My sister-in-law, Manda, visited us from Washington during Thanksgiving. Ben and I had the luxury of going out with her and her fiancé one evening, while my in-laws watched the kids. Over dinner, we caught up and she asked me about my blog. She mentioned that she thought I was becoming a better writer. I appreciated the compliment not because I want to be a better writer, but because I hope to become a better communicator.
There is nothing like writing daily that makes you realize how lacking your vocabulary is. About 75% of my conversation consists of the words “dude,” “word,” and “rad.” And while those phrases are sufficient to manage most of my daily exchanges, it might be nice to mix things up with the occasional “I concur.”
Writing is making it painfully obvious how lacking I am in the talking department. If I actually counted how many times I utter “like” in a day, my head would, like, explode. Since I am hoping to earn a teaching degree, talking is a skill I might want to improve upon.
I’m sure writers have always utilized the thesaurus, but modern writers have the advantage of having it a click away. For giggles, while typing this post, I checked for synonyms for dude- guy, fellow, man. As silly as it sounds, in terms of communication, there is a difference. Is that fellow across the room just some guy or is he my dude?

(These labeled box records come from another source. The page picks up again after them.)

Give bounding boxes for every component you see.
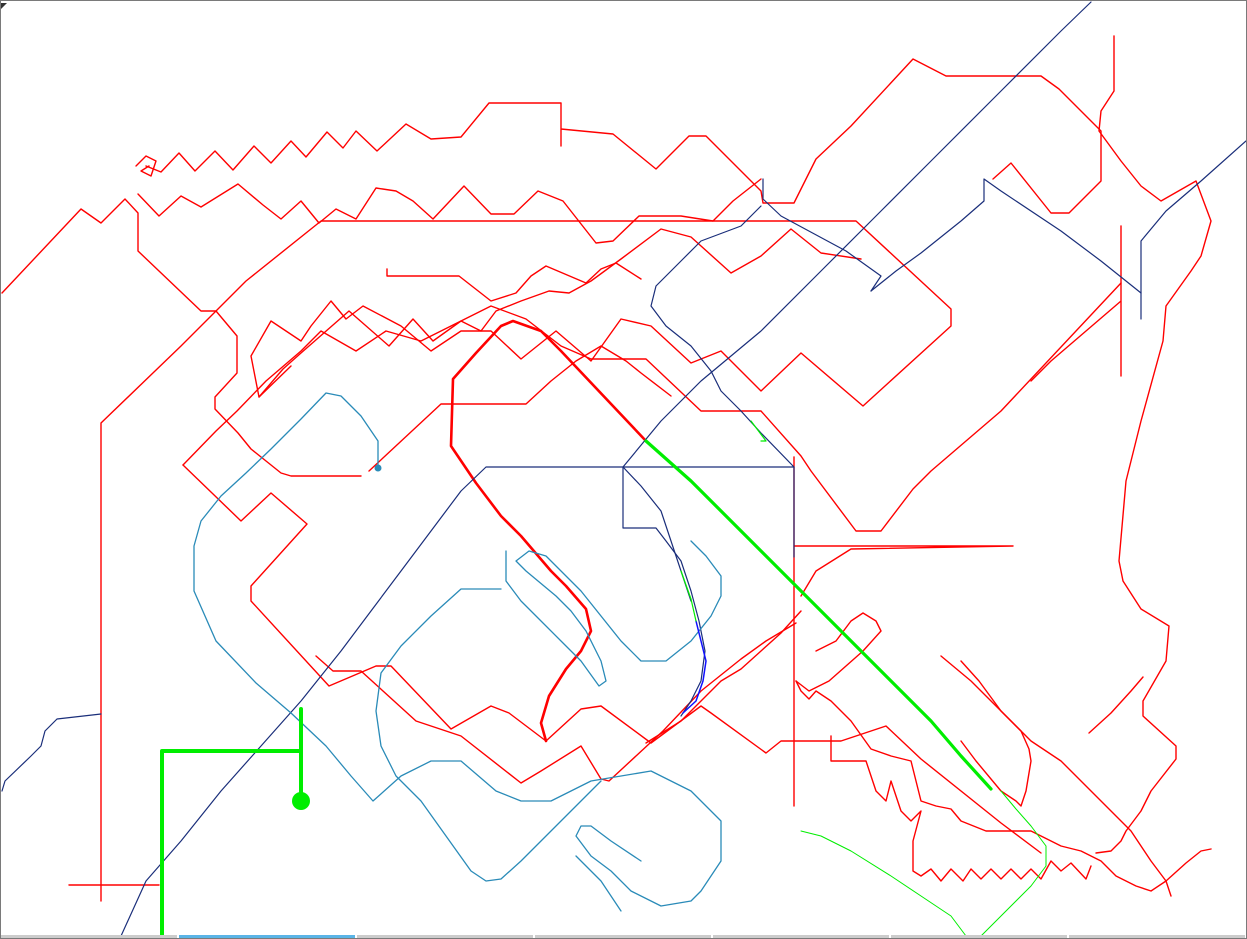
scroll-segment-gap	[177, 935, 179, 938]
scroll-segment-5[interactable]	[713, 935, 889, 938]
red-route-east-squiggle[interactable]	[795, 612, 882, 692]
red-route-highlighted[interactable]	[449, 319, 648, 743]
scroll-segment-gap	[1067, 935, 1069, 938]
cursor-icon	[1, 3, 7, 9]
red-route-middle-band[interactable]	[100, 220, 952, 902]
teal-route-tail[interactable]	[575, 855, 622, 912]
scroll-segment-4[interactable]	[535, 935, 711, 938]
navy-route-top-hook[interactable]	[762, 178, 882, 292]
red-route-upper-spur[interactable]	[386, 262, 642, 302]
scroll-segment-gap	[889, 935, 891, 938]
red-routes	[1, 35, 1212, 902]
red-route-southeast-diagonal[interactable]	[940, 655, 1172, 897]
red-route-southeast-jagged[interactable]	[795, 680, 1212, 892]
red-route-top-zigzag-1[interactable]	[145, 58, 1102, 214]
red-route-east-short[interactable]	[1030, 225, 1122, 382]
scroll-segment-gap	[533, 935, 535, 938]
navy-route-middle[interactable]	[622, 205, 795, 717]
bottom-scroll-strip[interactable]	[1, 935, 1246, 938]
green-route-thin-southeast[interactable]	[800, 790, 1047, 937]
green-route-thin-mid[interactable]	[680, 570, 697, 622]
red-route-lower-connector[interactable]	[645, 610, 802, 744]
red-route-east-spur[interactable]	[1088, 676, 1144, 734]
red-route-southeast-tail[interactable]	[960, 660, 1032, 807]
red-route-left-loop[interactable]	[182, 464, 1042, 854]
red-route-jagged-lower[interactable]	[830, 735, 1092, 882]
blue-route-segment[interactable]	[682, 620, 707, 714]
navy-route-inner[interactable]	[622, 466, 692, 602]
red-route-small-curl[interactable]	[135, 155, 157, 177]
green-route-bottom-left[interactable]	[160, 707, 303, 938]
navy-route-east-hook[interactable]	[870, 178, 1142, 294]
teal-route-north-loop[interactable]	[193, 392, 722, 907]
red-route-right-vertical[interactable]	[1095, 35, 1212, 854]
red-route-center-inner[interactable]	[368, 345, 672, 472]
red-route-top-loop[interactable]	[1, 198, 362, 477]
red-route-top-zigzag-2[interactable]	[137, 178, 762, 244]
scroll-segment-2[interactable]	[179, 935, 355, 938]
teal-route-endpoint[interactable]	[374, 464, 382, 472]
teal-routes	[193, 392, 722, 912]
green-route-thin-upper[interactable]	[750, 420, 767, 442]
teal-route-south-loop[interactable]	[375, 588, 602, 882]
scroll-segment-1[interactable]	[1, 935, 177, 938]
scroll-segment-6[interactable]	[891, 935, 1067, 938]
red-route-center-loop[interactable]	[182, 282, 1122, 532]
navy-route-east-diagonal[interactable]	[1140, 140, 1246, 320]
red-route-vertical-branch[interactable]	[793, 456, 1014, 807]
navy-route-left-edge[interactable]	[1, 713, 102, 792]
navy-route-long-diagonal[interactable]	[120, 1, 1092, 937]
red-route-middle-zigzag[interactable]	[258, 228, 862, 398]
scroll-segment-gap	[355, 935, 357, 938]
scroll-segment-7[interactable]	[1069, 935, 1245, 938]
scroll-segment-3[interactable]	[357, 935, 533, 938]
teal-route-center-loop[interactable]	[505, 540, 722, 687]
scroll-segment-gap	[711, 935, 713, 938]
green-route-station[interactable]	[292, 792, 310, 810]
green-route-main-diagonal[interactable]	[644, 439, 993, 791]
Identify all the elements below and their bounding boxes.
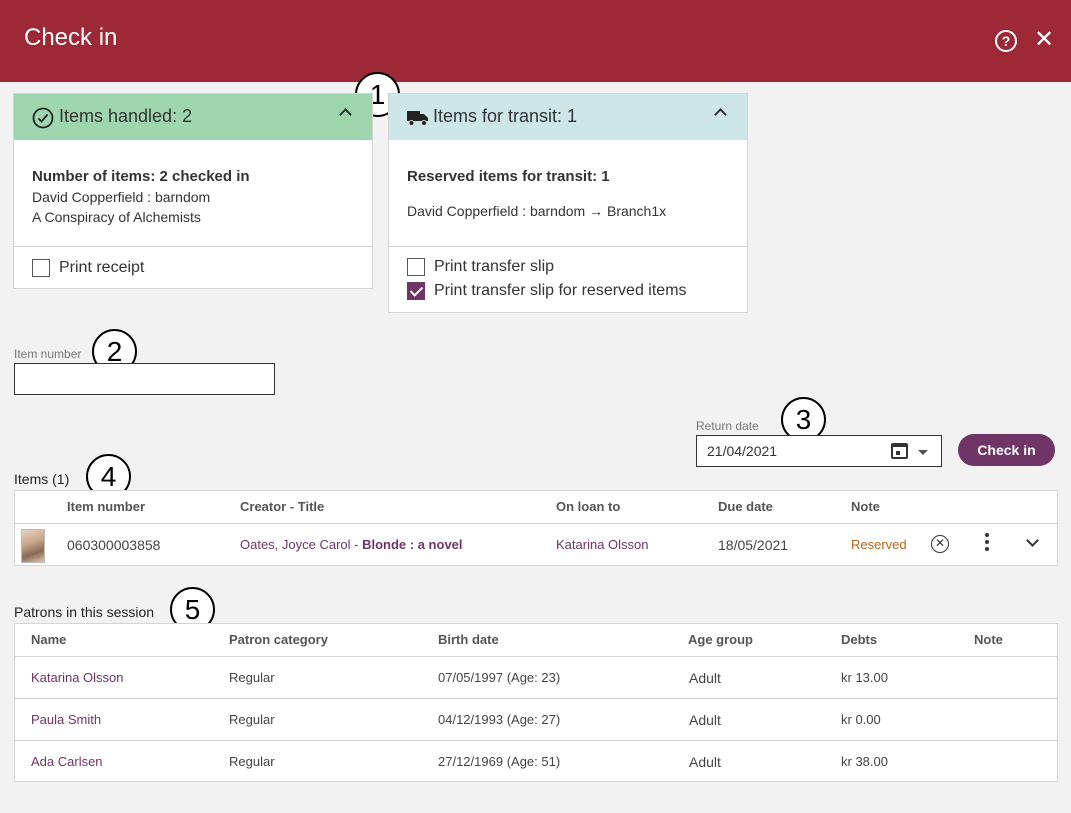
birth-date-cell: 07/05/1997 (Age: 23) [438,670,560,685]
items-for-transit-panel: Items for transit: 1 Reserved items for … [388,93,748,313]
transit-summary: Reserved items for transit: 1 [407,168,610,185]
chevron-up-icon[interactable] [339,108,352,121]
items-section-title: Items (1) [14,471,70,487]
print-receipt-label: Print receipt [59,259,145,276]
close-icon[interactable]: ✕ [1033,26,1055,53]
divider [15,656,1057,657]
birth-date-value: 04/12/1993 [438,712,504,727]
chevron-up-icon[interactable] [714,108,727,121]
patron-name-link[interactable]: Paula Smith [31,712,102,727]
column-header[interactable]: Patron category [229,632,328,647]
items-for-transit-title: Items for transit: 1 [433,106,578,126]
print-transfer-slip-reserved-checkbox[interactable]: Print transfer slip for reserved items [407,282,687,300]
column-header[interactable]: Name [31,632,67,647]
age-value: (Age: 51) [506,754,561,769]
age-group-cell: Adult [689,712,721,728]
items-handled-panel: Items handled: 2 Number of items: 2 chec… [13,93,373,289]
patron-category-cell: Regular [229,712,275,727]
return-date-field[interactable]: 21/04/2021 [696,435,942,467]
print-receipt-checkbox[interactable]: Print receipt [32,259,144,277]
age-value: (Age: 27) [506,712,561,727]
due-date-cell: 18/05/2021 [718,537,789,553]
patron-name-link[interactable]: Ada Carlsen [31,754,103,769]
column-header[interactable]: Age group [688,632,753,647]
check-in-button[interactable]: Check in [958,434,1055,466]
print-transfer-slip-label: Print transfer slip [434,258,555,275]
print-transfer-slip-reserved-label: Print transfer slip for reserved items [434,282,687,299]
more-options-icon[interactable] [984,533,990,554]
column-header[interactable]: Creator - Title [240,499,325,514]
items-table: Item number Creator - Title On loan to D… [14,490,1058,566]
patrons-table: Name Patron category Birth date Age grou… [14,623,1058,782]
print-transfer-slip-checkbox[interactable]: Print transfer slip [407,258,554,276]
book-cover-thumbnail [21,529,45,563]
birth-date-cell: 04/12/1993 (Age: 27) [438,712,560,727]
on-loan-to-link[interactable]: Katarina Olsson [556,537,649,552]
column-header[interactable]: On loan to [556,499,621,514]
item-number-input[interactable] [14,363,275,395]
column-header[interactable]: Debts [841,632,878,647]
handled-item: A Conspiracy of Alchemists [32,209,201,225]
birth-date-value: 27/12/1969 [438,754,504,769]
return-date-label: Return date [696,419,759,433]
checkbox-box[interactable] [32,259,50,277]
calendar-icon[interactable] [891,443,908,459]
debts-cell: kr 0.00 [841,712,881,727]
item-number-label: Item number [14,347,82,361]
items-handled-summary: Number of items: 2 checked in [32,168,250,185]
column-header[interactable]: Due date [718,499,773,514]
divider [15,698,1057,699]
column-header[interactable]: Note [974,632,1003,647]
debts-cell: kr 13.00 [841,670,888,685]
age-group-cell: Adult [689,670,721,686]
help-icon[interactable]: ? [995,30,1017,52]
column-header[interactable]: Item number [67,499,146,514]
age-group-cell: Adult [689,754,721,770]
divider [15,740,1057,741]
caret-down-icon[interactable] [918,450,928,455]
birth-date-cell: 27/12/1969 (Age: 51) [438,754,560,769]
creator-title-cell: Oates, Joyce Carol - Blonde : a novel [240,537,463,552]
patron-name-link[interactable]: Katarina Olsson [31,670,124,685]
handled-item: David Copperfield : barndom [32,189,211,205]
divider [15,523,1057,524]
callout-3: 3 [781,397,826,442]
dialog-header: Check in ? ✕ [0,0,1071,82]
truck-icon [407,111,428,126]
patrons-section-title: Patrons in this session [14,604,155,620]
items-handled-title: Items handled: 2 [59,106,193,126]
chevron-down-icon[interactable] [1026,534,1039,547]
divider [14,246,372,247]
patron-category-cell: Regular [229,754,275,769]
title-link[interactable]: Blonde : a novel [362,537,463,552]
items-for-transit-header[interactable]: Items for transit: 1 [389,94,747,140]
column-header[interactable]: Birth date [438,632,499,647]
transit-route: David Copperfield : barndom → Branch1x [407,203,667,219]
divider [389,246,747,247]
birth-date-value: 07/05/1997 [438,670,504,685]
items-handled-header[interactable]: Items handled: 2 [14,94,372,140]
patron-category-cell: Regular [229,670,275,685]
age-value: (Age: 23) [506,670,561,685]
item-number-cell: 060300003858 [67,537,161,553]
creator-link[interactable]: Oates, Joyce Carol [240,537,351,552]
return-date-value: 21/04/2021 [707,443,778,459]
checkbox-box-checked[interactable] [407,282,425,300]
items-for-transit-body: Reserved items for transit: 1 David Copp… [407,168,666,219]
remove-icon[interactable]: ✕ [931,535,949,553]
dialog-title: Check in [24,24,118,51]
debts-cell: kr 38.00 [841,754,888,769]
note-status-badge: Reserved [851,537,907,552]
column-header[interactable]: Note [851,499,880,514]
checkbox-box[interactable] [407,258,425,276]
items-handled-body: Number of items: 2 checked in David Copp… [32,168,250,225]
creator-title-separator: - [350,537,363,552]
check-circle-icon [32,107,54,129]
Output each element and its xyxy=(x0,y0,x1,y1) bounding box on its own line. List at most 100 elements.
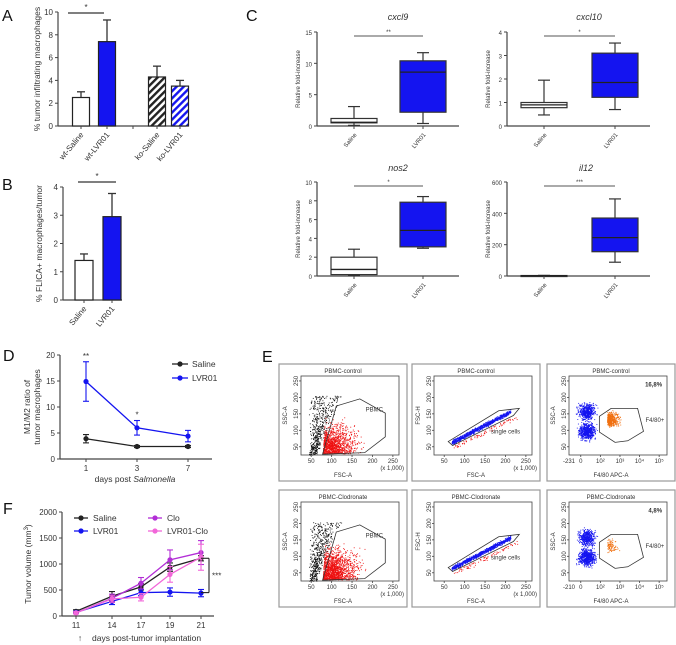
event-dot xyxy=(593,413,595,415)
event-dot xyxy=(587,425,589,427)
event-dot xyxy=(588,405,590,407)
event-dot xyxy=(491,428,493,430)
event-dot xyxy=(454,443,456,445)
event-dot xyxy=(459,438,461,440)
event-dot xyxy=(335,445,337,447)
event-dot xyxy=(619,417,621,418)
event-dot xyxy=(348,450,350,452)
y-axis-label: SSC-A xyxy=(551,406,557,424)
event-dot xyxy=(489,430,491,432)
event-dot xyxy=(326,448,328,450)
event-dot xyxy=(317,429,318,430)
event-dot xyxy=(314,437,316,439)
event-dot xyxy=(331,443,333,445)
event-dot xyxy=(335,438,337,440)
event-dot xyxy=(586,410,588,412)
event-dot xyxy=(333,452,335,454)
event-dot xyxy=(584,403,586,405)
event-dot xyxy=(342,444,344,446)
event-dot xyxy=(498,417,500,419)
event-dot xyxy=(347,444,348,445)
event-dot xyxy=(311,401,313,403)
event-dot xyxy=(515,417,517,419)
event-dot xyxy=(324,409,326,411)
event-dot xyxy=(322,532,324,534)
event-dot xyxy=(313,577,315,579)
event-dot xyxy=(347,445,349,446)
event-dot xyxy=(580,435,582,437)
event-dot xyxy=(312,448,314,449)
event-dot xyxy=(576,427,578,429)
event-dot xyxy=(503,423,505,425)
event-dot xyxy=(325,451,327,453)
event-dot xyxy=(327,524,329,525)
event-dot xyxy=(316,558,318,560)
y-tick-label: 1000 xyxy=(39,560,57,569)
event-dot xyxy=(334,447,335,449)
event-dot xyxy=(479,436,481,438)
event-dot xyxy=(310,446,312,448)
event-dot xyxy=(581,429,583,431)
event-dot xyxy=(619,416,621,418)
event-dot xyxy=(338,396,340,398)
event-dot xyxy=(580,431,582,433)
event-dot xyxy=(323,550,324,552)
event-dot xyxy=(332,438,334,440)
event-dot xyxy=(349,449,351,451)
event-dot xyxy=(472,432,474,434)
y-tick-label: 10 xyxy=(305,181,312,187)
event-dot xyxy=(312,560,314,562)
event-dot xyxy=(613,421,615,423)
event-dot xyxy=(319,414,321,416)
event-dot xyxy=(576,406,578,408)
event-dot xyxy=(325,438,327,440)
event-dot xyxy=(616,419,618,421)
event-dot xyxy=(340,446,341,448)
event-dot xyxy=(587,433,589,435)
event-dot xyxy=(465,435,467,437)
event-dot xyxy=(576,413,578,415)
event-dot xyxy=(324,446,326,448)
event-dot xyxy=(322,408,324,410)
event-dot xyxy=(486,425,488,427)
event-dot xyxy=(579,432,580,434)
event-dot xyxy=(486,431,487,433)
event-dot xyxy=(588,412,589,414)
event-dot xyxy=(328,450,330,451)
event-dot xyxy=(315,579,317,581)
event-dot xyxy=(588,428,590,430)
event-dot xyxy=(336,432,338,434)
event-dot xyxy=(319,532,321,534)
y-tick-label: 4 xyxy=(54,183,59,192)
event-dot xyxy=(583,412,585,414)
event-dot xyxy=(609,416,611,418)
event-dot xyxy=(579,433,581,435)
event-dot xyxy=(326,541,328,543)
event-dot xyxy=(339,525,341,527)
event-dot xyxy=(315,424,317,426)
event-dot xyxy=(311,447,313,449)
event-dot xyxy=(311,448,313,450)
event-dot xyxy=(325,432,327,434)
event-dot xyxy=(584,430,586,431)
event-dot xyxy=(613,419,615,421)
event-dot xyxy=(316,434,318,436)
event-dot xyxy=(339,430,341,432)
event-dot xyxy=(313,418,314,420)
event-dot xyxy=(592,413,594,415)
event-dot xyxy=(324,440,326,442)
event-dots xyxy=(575,402,622,443)
event-dot xyxy=(316,580,318,582)
event-dot xyxy=(500,415,502,416)
event-dot xyxy=(309,453,310,455)
event-dot xyxy=(316,398,317,400)
event-dot xyxy=(608,412,610,414)
event-dot xyxy=(504,413,506,415)
event-dot xyxy=(491,423,493,425)
event-dot xyxy=(588,406,590,408)
event-dot xyxy=(336,451,338,453)
event-dot xyxy=(333,447,334,449)
event-dot xyxy=(316,566,318,568)
event-dot xyxy=(353,451,355,453)
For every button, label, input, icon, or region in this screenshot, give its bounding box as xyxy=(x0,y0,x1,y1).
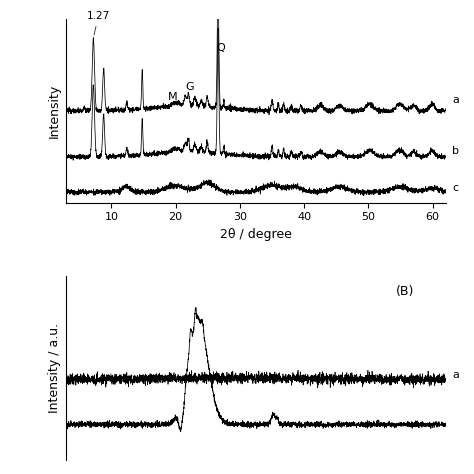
Text: 1.27: 1.27 xyxy=(87,11,110,35)
Text: M: M xyxy=(168,91,177,101)
Text: a: a xyxy=(452,95,459,105)
Text: b: b xyxy=(452,146,459,155)
Y-axis label: Intensity: Intensity xyxy=(48,84,61,138)
Text: G: G xyxy=(185,82,194,92)
Text: a: a xyxy=(452,370,459,380)
Text: (B): (B) xyxy=(396,285,415,298)
Text: Q: Q xyxy=(216,43,225,53)
Text: c: c xyxy=(452,183,458,193)
X-axis label: 2θ / degree: 2θ / degree xyxy=(220,228,292,241)
Y-axis label: Intensity / a.u.: Intensity / a.u. xyxy=(48,323,61,413)
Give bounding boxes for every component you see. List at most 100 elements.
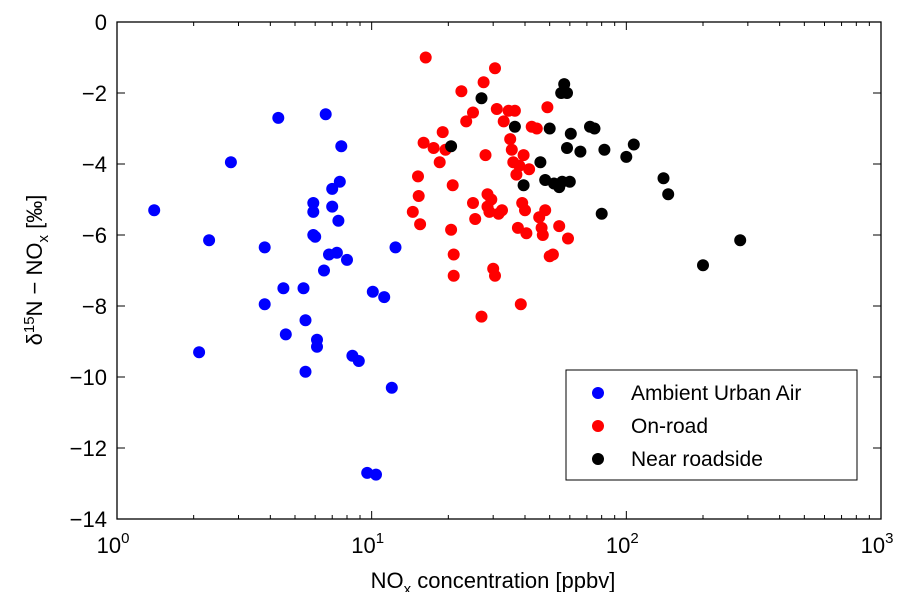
data-point	[378, 291, 391, 304]
data-point	[307, 205, 320, 218]
data-point	[326, 200, 339, 213]
data-point	[517, 179, 530, 192]
data-point	[489, 269, 501, 282]
data-point	[467, 197, 479, 209]
legend-label-onroad: On-road	[631, 415, 708, 438]
x-axis-label-sub: x	[404, 581, 412, 592]
data-point	[561, 87, 573, 99]
x-tick-label: 101	[351, 530, 384, 558]
data-point	[148, 204, 161, 217]
data-point	[734, 234, 747, 247]
data-point	[319, 108, 332, 121]
data-point	[330, 246, 343, 259]
data-point	[520, 227, 533, 240]
data-point	[272, 111, 285, 124]
data-point	[513, 159, 526, 172]
data-point	[333, 175, 346, 188]
data-point	[299, 314, 312, 327]
data-point	[436, 126, 449, 139]
data-point	[534, 156, 547, 169]
data-point	[469, 213, 482, 225]
data-points	[148, 51, 747, 481]
data-point	[662, 188, 675, 201]
y-tick-label: −6	[82, 223, 107, 248]
data-point	[519, 204, 531, 217]
data-point	[326, 182, 339, 195]
data-point	[595, 207, 608, 220]
data-point	[370, 468, 382, 481]
data-point	[299, 365, 312, 378]
data-point	[562, 232, 574, 245]
y-tick-labels: 0 −2 −4 −6 −8 −10 −12 −14	[70, 10, 107, 532]
data-point	[277, 282, 290, 295]
series-2	[445, 78, 747, 272]
legend-label-ambient: Ambient Urban Air	[631, 382, 801, 405]
data-point	[483, 205, 496, 218]
data-point	[406, 205, 419, 218]
axis-ticks	[116, 21, 882, 520]
data-point	[489, 62, 501, 75]
data-point	[546, 248, 559, 261]
y-axis-label-delta: δ	[22, 333, 47, 345]
data-point	[419, 51, 432, 64]
data-point	[258, 241, 271, 254]
data-point	[460, 115, 473, 128]
y-axis-label-sub: x	[35, 234, 52, 242]
y-tick-label: −14	[70, 507, 107, 532]
data-point	[335, 140, 348, 153]
data-point	[561, 142, 573, 154]
data-point	[539, 204, 552, 217]
data-point	[697, 259, 709, 272]
data-point	[258, 298, 271, 311]
data-point	[467, 106, 479, 119]
data-point	[508, 120, 521, 133]
data-point	[352, 355, 365, 367]
data-point	[414, 218, 427, 231]
data-point	[445, 140, 458, 153]
data-point	[389, 241, 402, 254]
data-point	[311, 340, 323, 353]
x-tick-label: 100	[97, 530, 130, 558]
data-point	[412, 190, 425, 202]
data-point	[455, 85, 468, 98]
data-point	[564, 127, 577, 140]
y-axis-label: δ15N − NOx [‰]	[21, 195, 52, 346]
y-tick-label: −4	[82, 152, 107, 177]
legend: Ambient Urban Air On-road Near roadside	[565, 369, 858, 481]
data-point	[574, 145, 587, 158]
data-point	[433, 156, 446, 169]
plot-frame	[116, 21, 882, 520]
data-point	[446, 179, 459, 192]
data-point	[417, 136, 430, 149]
y-tick-label: −2	[82, 81, 107, 106]
data-point	[224, 156, 237, 169]
y-tick-label: −12	[70, 436, 107, 461]
data-point	[412, 170, 424, 183]
data-point	[385, 381, 398, 394]
legend-marker-roadside	[592, 453, 604, 465]
data-point	[543, 122, 556, 135]
x-axis-label-main: NO	[371, 568, 404, 592]
data-point	[505, 143, 518, 156]
data-point	[627, 138, 640, 151]
data-point	[307, 197, 320, 209]
data-point	[620, 150, 633, 163]
data-point	[517, 149, 530, 162]
data-point	[341, 253, 353, 266]
data-point	[447, 269, 460, 282]
data-point	[309, 230, 322, 243]
data-point	[490, 103, 503, 115]
legend-box	[565, 369, 858, 481]
data-point	[497, 115, 510, 128]
data-point	[514, 298, 527, 311]
data-point	[479, 149, 492, 162]
data-point	[477, 76, 490, 89]
x-tick-label: 103	[861, 530, 894, 558]
data-point	[332, 214, 345, 227]
data-point	[193, 346, 206, 359]
y-axis-label-rest: [‰]	[22, 195, 47, 235]
data-point	[475, 92, 488, 105]
data-point	[541, 101, 554, 114]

Vocabulary should not be wielded as a method to prove your intellect. It is used to express the exact nature of your feelings. To describe a setting in detail, so the reader or listener experiences your tale with you. I feel like I’ve gotten lazy with words. Why say exactly what I mean, when I can kind of sort of tell you what I’m thinking? It’s a lot easier. I still myself structuring my sentences in the exact same way, line after line. Utilizing a broad vocabulary is not natural to me. I struggle not to lean on clichés.
But I think the exercise of writing is helping me to be more conscious of these things. I try harder to find the words to say what I mean, even if I fail from time to time and spew forth ramblings without thought. I haven’t eliminated rad from my conversations, but I’ll throw in an occasional awesome to keep it fresh.
Still, if in a few years, your first grader responds with “word” when you tell him grandma is coming over for a visit, you might want to have a talk with his new teacher. Call her “dude” so she knows you speak on her level.